There is a historical novel called Flowers From The Storm by Laura Kinsale in which the heroine is a Quaker. I really like her books.

I read a few years ago Quaker Summer by Lisa Samson.  It's in some series called Women of Faith Fiction.  This particular novel spoke to me solely for the title.  It focuses on a woman who is in personal crisis and after an eventful incident in the beginning ends up at the door of two elderly Quaker women.  I thought the author did a great job in characterizing who different women from the Quaker community; I "knew" these ladies.  I also appreciated the whole character of the main protagonist.  She's not 100% good or evil.  She's just struggling, trying, failing, and seeking.   It's good.

Best,

Sonja

(member at Cambridge Friends Meeting, MA)

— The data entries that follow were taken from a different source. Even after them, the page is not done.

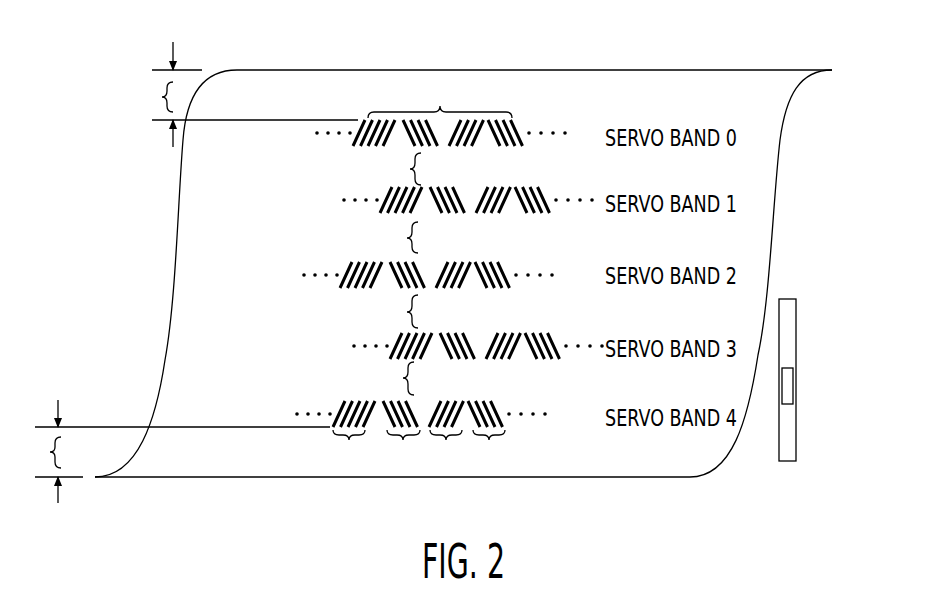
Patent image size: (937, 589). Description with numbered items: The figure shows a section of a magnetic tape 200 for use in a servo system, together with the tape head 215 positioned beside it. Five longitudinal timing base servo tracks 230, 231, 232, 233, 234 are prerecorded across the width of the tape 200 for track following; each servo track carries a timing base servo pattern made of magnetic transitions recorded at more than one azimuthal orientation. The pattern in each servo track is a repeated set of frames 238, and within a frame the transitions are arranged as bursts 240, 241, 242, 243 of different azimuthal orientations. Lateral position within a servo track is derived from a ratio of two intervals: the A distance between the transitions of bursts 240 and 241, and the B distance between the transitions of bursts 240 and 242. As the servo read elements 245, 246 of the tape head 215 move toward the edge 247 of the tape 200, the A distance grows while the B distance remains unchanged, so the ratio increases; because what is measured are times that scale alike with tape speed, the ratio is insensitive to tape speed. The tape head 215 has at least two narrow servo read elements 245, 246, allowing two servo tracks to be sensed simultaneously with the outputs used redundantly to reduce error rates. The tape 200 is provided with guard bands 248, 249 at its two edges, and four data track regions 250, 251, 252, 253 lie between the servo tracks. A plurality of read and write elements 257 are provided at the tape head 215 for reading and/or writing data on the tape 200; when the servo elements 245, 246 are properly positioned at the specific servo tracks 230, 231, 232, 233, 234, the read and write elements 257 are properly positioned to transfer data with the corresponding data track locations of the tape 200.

The magnetic tape 200 is at (463, 275).
The tape head 215 is at (825, 375).
The servo track 230 is at (412, 115).
The servo track 231 is at (367, 216).
The servo track 232 is at (337, 288).
The servo track 233 is at (388, 358).
The servo track 234 is at (393, 436).
The frame 238 is at (440, 96).
The burst 240 is at (354, 436).
The burst 241 is at (403, 436).
The burst 242 is at (448, 436).
The burst 243 is at (489, 436).
The servo read element 245 is at (788, 418).
The servo read element 246 is at (788, 352).
The edge of the tape 247 is at (552, 478).
The guard band 248 is at (242, 94).
The guard band 249 is at (170, 451).
The data track region 250 is at (402, 182).
The data track region 251 is at (405, 250).
The data track region 252 is at (405, 326).
The data track region 253 is at (397, 392).
The read and write elements 257 is at (794, 387).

I think this is the comprehensive list of mentioned books in this thread.  We have been sharing fiction books with major/minor Quaker characters.  (This includes the list from Fran's 2012 goodreads list that is shared as a post in this list.)

Quakers in Fiction

Bed in Hell by Elfrida Vipont

Christy by Catherine Marshall

Colin Writes to Friends House by Elfrida Vipont

Falling to Heaven by Jeanne Peterson

Flowering Spring (The Haverard Family, #4) by Elfrida Vipont

Flowers From The Storm by Laura Kinsale

Forged in the Fire (Quaker Trilogy #2)) by Ann Turnbull

I Take Thee, Serenity by Daisy Newman

Indian Summer of the Heart by Daisy Newman

Love Finds You in Liberty, Indiana by Melanie Dobson

Moby Dick by Herman Melville

No Shame, No Fear by Ann Turnbull

Notes from an Exhibition by Patrick Gale

Outlander Series, by Diana Gabaldon 

Pennterra by Judith Moffett

Poor Raoul and other fables (1905) by Thomas Edmund Harvey (1875-1955)

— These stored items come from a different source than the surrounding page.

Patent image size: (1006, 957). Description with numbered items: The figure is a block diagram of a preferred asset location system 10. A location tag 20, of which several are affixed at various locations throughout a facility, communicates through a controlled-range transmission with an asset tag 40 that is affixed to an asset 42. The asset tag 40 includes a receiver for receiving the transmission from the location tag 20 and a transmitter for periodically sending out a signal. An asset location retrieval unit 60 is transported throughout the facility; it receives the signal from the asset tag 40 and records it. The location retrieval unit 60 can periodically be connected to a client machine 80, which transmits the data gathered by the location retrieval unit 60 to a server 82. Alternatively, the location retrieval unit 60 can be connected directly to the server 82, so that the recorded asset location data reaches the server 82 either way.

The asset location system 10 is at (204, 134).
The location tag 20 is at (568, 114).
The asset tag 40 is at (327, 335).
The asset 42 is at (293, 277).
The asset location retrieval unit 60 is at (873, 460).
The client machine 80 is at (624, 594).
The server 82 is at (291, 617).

Quaker Indictment by Irene Allen

Quaker Silence by Irene Allen

Quaker Summer by Lisa Samson

Quaker Testimony by Irene Allen

Quaker Witness by Irene Allen

Seeking Eden (Quaker Trilogy #3) by Irene Allen

Still Forms on Foxfield  by Joan  Slonczewski

Terror by Night by Elfrida Vipont

Texas by James Michener

The Back Bench  by MARGARET HOPE BACON

The Chymical Wedding by Lindsay Clarke

The Iron Bridge by David E. Morse

The Lamb's War by Jan de Hartog

The Lark in the Morn (The Haverard Family, #1) by Elfrida Vipont

The Lark on the Wing (The Haverard Family, #2) by Elfrida Vipont

The Pavilion (The Haverard Family, #5) by Elfrida Vipont

The Peaceable Kingdom by Jan de Hartog

The Peculiar People by Jan de Hartog

The Spring of the Year (The Haverard Family, #3) by Elfrida Vipont

The Witch of Blackbird Pond by Elizabeth George Speare

Things a Bright Girl Can Do by Sally Nicholls

Underground to Canada by Barbara Smucker

Voyageurs by Margaret Elphinstone

Your Friend Rebecca by Linda Hoy

The Iron Bridge by David E. Morse

Glad to see this one mention, in the previous post.  Science fiction. Mentioned often in the non-fiction work Quakernomics.

This Youtube about the bridge mentions Quakers (that Darby was one) when pointing out the illusion of a carved face in the bridge. The narrator assures us this would not be of Darby, contrary to local lore, because he was Quaker and would have regarded such a detail as too frivolous and vain.